Controversy continues to swirl around a Northeast Florida lawman who suggested deputizing his county’s gun owners to deal with unruly protesters.
On Thursday, a Jacksonville civil rights leader called Clay County Sheriff Darryl Daniels a “black Nazi,” suggesting that the news cycle from the law enforcement officer’s pyrotechnic comments earlier this week will continue.
Ben Frazier of the Northside Coalition dubbed Daniels’ policy proposal “absolutely appalling … a disgrace to the uniform and the badge.”
“The Black Nazi Sheriff of Clay county has issued an open declaration of war against peaceful protesters,” Frazier thundered, calling the comments “anti-American.”
On Tuesday, Daniels released a video vowing to, if needed, deputize gun owners in the event Black Lives Matter protesters came into the county.

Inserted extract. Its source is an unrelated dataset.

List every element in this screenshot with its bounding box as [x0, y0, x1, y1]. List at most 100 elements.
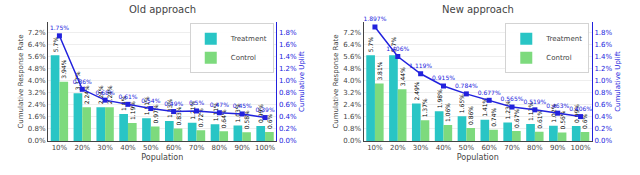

“Somebody has to step up in front of the camera and say ‘enough is enough,’” said Daniels, vowing that “if we can’t handle you …. I’ll make special deputies of every lawful gun owner in this county.”
The three-minute video is full of the kind of bluster that traditionally plays well in Clay.
“If you threaten to come to Clay County and think for one second we’ll bend our backs for you, you’re sadly mistaken,” Daniels said.
“You can threaten all you want, you can say ‘let’s go to Clay County’,” but “you’ll have something waiting for you you don’t want,” he added.
“The second you step out from under the protection of the Constitution, we’ll be waiting for you, and you’ll have everything you want. All the publicity, all the pain, all the glamour and glory, for all that five minutes will give you,” Daniels promised.
The timing of the video is not accidental. Daniels faces a seven-person primary in August, and the video will only burnish his name identification against a disparate field of candidates. He is, by far, the most media savvy of the field.
The Sheriff faces a Florida Department of Law Enforcement investigation which has reached some stage of conclusion, but lacks a prosecuting attorney. 4th Circuit State Attorney Melissa Nelson begged off, asserting a “conflict of interest.”
This suggests that any movement will happen only after the August primary, which will decide the next four years of law enforcement in the county, as there is no filed Democratic candidate.